タイ人訪日客の93.2%が観光・レジャー目的で来日しており、業務渡航は10%未満にとどまっています。旅行形態としては個人手配が主流で、パッケージツアーよりも自由な行動を好む傾向が強いです。個人旅行志向が高いため、地方都市やSNS映えするエリアへの訪問も多く、地域経済に新たな消費をもたらしています。また、長期滞在型の個人旅行者ほど、宿泊費と交通費の比率が高まる傾向にあります。特に関西・九州・北海道エリアへのリピーター訪問は、地方経済への波及効果が大きいことが報告されています。
5. 支出項目ごとの行動傾向
宿泊費に関しては、長期滞在と比例して支出額が高く、ラグジュアリー宿泊施設や温泉旅館などへの関心も高まっています。都市型ホテルに加えて、地方の一棟貸しや宿泊体験型施設も選択肢に入ってきており、今後は「体験付き宿泊商品」の市場が広がる可能性があります。
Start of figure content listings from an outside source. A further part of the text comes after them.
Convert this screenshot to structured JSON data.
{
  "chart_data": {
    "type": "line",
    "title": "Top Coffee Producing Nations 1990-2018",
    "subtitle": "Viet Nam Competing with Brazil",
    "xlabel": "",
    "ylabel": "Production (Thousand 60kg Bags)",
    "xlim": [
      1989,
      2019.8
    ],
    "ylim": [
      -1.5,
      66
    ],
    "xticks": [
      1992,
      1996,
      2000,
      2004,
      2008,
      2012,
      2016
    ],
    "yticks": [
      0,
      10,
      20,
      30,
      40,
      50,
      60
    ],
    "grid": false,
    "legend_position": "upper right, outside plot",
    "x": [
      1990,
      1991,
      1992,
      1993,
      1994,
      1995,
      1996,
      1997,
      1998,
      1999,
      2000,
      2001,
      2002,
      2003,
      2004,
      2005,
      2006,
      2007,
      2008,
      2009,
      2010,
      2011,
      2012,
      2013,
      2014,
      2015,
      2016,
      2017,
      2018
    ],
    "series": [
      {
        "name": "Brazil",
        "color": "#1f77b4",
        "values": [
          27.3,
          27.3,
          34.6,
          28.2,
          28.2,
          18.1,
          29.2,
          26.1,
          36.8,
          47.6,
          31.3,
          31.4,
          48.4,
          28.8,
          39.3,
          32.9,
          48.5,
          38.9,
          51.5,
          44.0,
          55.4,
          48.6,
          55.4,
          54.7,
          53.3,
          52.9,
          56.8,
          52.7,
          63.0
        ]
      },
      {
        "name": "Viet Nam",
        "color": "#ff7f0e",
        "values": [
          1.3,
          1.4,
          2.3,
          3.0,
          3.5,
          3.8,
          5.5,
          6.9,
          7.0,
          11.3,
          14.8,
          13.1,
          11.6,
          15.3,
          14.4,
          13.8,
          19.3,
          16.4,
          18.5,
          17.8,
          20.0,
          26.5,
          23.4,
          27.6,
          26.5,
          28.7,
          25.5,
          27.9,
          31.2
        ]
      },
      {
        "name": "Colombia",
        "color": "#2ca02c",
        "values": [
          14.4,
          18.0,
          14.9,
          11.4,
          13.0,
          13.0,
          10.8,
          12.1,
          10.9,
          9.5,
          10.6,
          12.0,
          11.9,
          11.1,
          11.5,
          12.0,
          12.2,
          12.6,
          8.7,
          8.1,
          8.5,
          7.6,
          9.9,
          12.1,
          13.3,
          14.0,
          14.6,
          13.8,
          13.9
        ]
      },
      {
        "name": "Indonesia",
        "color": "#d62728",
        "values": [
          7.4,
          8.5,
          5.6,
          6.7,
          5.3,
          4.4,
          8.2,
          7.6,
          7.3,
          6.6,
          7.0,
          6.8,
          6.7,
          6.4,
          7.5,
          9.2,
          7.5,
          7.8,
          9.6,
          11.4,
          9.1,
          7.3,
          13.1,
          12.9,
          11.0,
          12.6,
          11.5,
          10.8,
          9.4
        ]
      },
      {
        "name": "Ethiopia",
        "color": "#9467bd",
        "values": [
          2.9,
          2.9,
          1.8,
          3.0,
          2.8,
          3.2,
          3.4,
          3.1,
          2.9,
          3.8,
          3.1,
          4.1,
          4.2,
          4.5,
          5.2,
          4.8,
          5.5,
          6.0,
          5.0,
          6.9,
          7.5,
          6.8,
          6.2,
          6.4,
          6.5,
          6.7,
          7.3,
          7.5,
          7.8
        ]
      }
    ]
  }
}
飲食費は45,362円(全体の23.0%)とアジア諸国平均と比べても高水準です。寿司・ラーメン・すき焼きなどの日本食が人気で、地域の特産料理への関心も強いです。近年はムスリムフレンドリーな飲食店も注目されており、文化的配慮が今後のキーになります。
娯楽・サービス費は6,234円と相対的には低いですが、文化体験・ライブイベント・アニメ施設などへの支出意欲は高まっており、「体験型消費」を目的とする旅行者が増加しています。
交通費は22,336円(11.3%)で、訪問先の広域化に伴って上昇傾向にあります。東京・大阪間の移動に加えて、富士山、北海道、九州などの地方エリア訪問が一般化しつつあり、JRパスや地方鉄道、LCCの利用者が増加しています。地方空港・交通網の整備が今後のタイ人誘客戦略において重要となります。
まとめ
タイ人観光客の訪日支出は一人当たり197,305円、平均滞在8.0泊というデータからも明らかなように、アジア市場の中でも高い経済的価値を持っています。特に個人旅行・長期滞在・リピーターというキーワードが中心であり、これらに対応する形での宿泊・飲食・体験・交通のサービス設計が重要です。
加えて、情報収集行動の変化により、SNSや動画コンテンツでの訴求が強く求められており、YouTubeやFacebookを軸としたプロモーション、Pantipなどのローカル掲示板との連動、口コミと動画拡散を組み合わせた統合型施策が有効です。
今後、高付加価値サービスの提案、長期滞在支援、地域分散誘導策などの展開により、タイ市場からの消費をさらに活性化できると考えられます。